3. İzmir Bölge İdare Mahkemesi 2. Vergi Dava Dairesi Kararı (Esas No: 2024/845, Karar No: 2024/1066): Bu karar da, Davacının satın aldığı elektrikli araç için %10 yerine %80 ÖTV tahakkuk ettirilmesinin bir vergilendirme hatası olduğuna hükmetmiştir. Mahkeme, aracın tüm belgelerinde tek yakıtlı ve yakıt türünün elektrik olduğu belirtilmesine rağmen, benzin motorunun bulunmasından dolayı yüksek ÖTV uygulandığını, ancak idarenin araç üzerinde fiziki inceleme yapmadığını ve aracın gerçekte hibrit olduğunu ispatlayamadığını belirtmiştir. Karar, aracın hareketini sağlayan benzin motoru olmaması nedeniyle %10 ÖTV oranının uygulanması gerektiğini onaylamıştır.
4. İstanbul Bölge İdare Mahkemesi 3. Vergi Dava Dairesi Kararı (T: 18.02.2025, E: 2025/472, K: 2025/436): Bu çok güncel kararda da benzer bir aracın ruhsat ve uygunluk belgelerindeki “elektrikli” ibareleri ve benzinli motorun sadece jeneratör görevi görmesi dikkate alınmıştır.
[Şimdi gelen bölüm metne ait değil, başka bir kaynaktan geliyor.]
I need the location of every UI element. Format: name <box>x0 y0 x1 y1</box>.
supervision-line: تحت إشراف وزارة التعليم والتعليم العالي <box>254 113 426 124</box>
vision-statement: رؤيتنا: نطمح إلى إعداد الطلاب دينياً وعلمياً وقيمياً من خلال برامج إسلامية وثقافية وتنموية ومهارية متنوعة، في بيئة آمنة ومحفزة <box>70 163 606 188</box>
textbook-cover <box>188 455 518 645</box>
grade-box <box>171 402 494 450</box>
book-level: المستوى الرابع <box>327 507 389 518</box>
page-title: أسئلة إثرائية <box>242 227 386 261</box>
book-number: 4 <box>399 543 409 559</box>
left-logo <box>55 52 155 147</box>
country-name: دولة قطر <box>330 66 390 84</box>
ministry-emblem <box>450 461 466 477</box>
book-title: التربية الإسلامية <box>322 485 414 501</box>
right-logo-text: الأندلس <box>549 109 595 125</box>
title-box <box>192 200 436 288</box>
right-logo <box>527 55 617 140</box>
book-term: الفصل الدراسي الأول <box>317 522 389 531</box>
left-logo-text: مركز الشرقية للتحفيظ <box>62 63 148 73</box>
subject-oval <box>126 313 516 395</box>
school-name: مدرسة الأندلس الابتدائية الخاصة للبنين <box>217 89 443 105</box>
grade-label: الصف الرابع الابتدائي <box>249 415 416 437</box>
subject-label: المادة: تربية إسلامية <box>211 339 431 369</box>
Mahkeme, aracı hareket ettiren motorun elektrik motoru olduğu ve araçtaki benzin motorunun aracı hareket ettiremeyeceği, aracı hareket ettiren enerjinin benzinden değil, benzinle üretilen elektrikten kaynaklandığı tespitini yapmıştır. Elektrikli araçlara daha düşük ÖTV uygulanmasının çevre kirliliğiyle mücadele ve enerji tasarrufu teşviki olduğu belirtilerek, söz konusu aracın “sadece elektrik motorlu” olarak kabul edilmesi gerektiği vurgulanmıştır. Bu nedenle, %80 ÖTV uygulanmasının açık bir vergilendirme hatası olduğu ve fazla ödenen ÖTV ile KDV’nin iadesi gerektiği sonucuna varılmıştır. Bu karar, 1497 cm³ motor hacmine sahip aracın, motor silindir hacmi 1600 cm³’ü geçmeyenler sınıfında yer almasına rağmen “sadece elektrik motorlu olanlar” kapsamında vergilendirilmesi gerektiğini de belirtmiştir.
Bu emsal kararlar, vergi idaresinin yaklaşımının aksine aracın teknik ve fiili çalışma prensibini temel almaktadır.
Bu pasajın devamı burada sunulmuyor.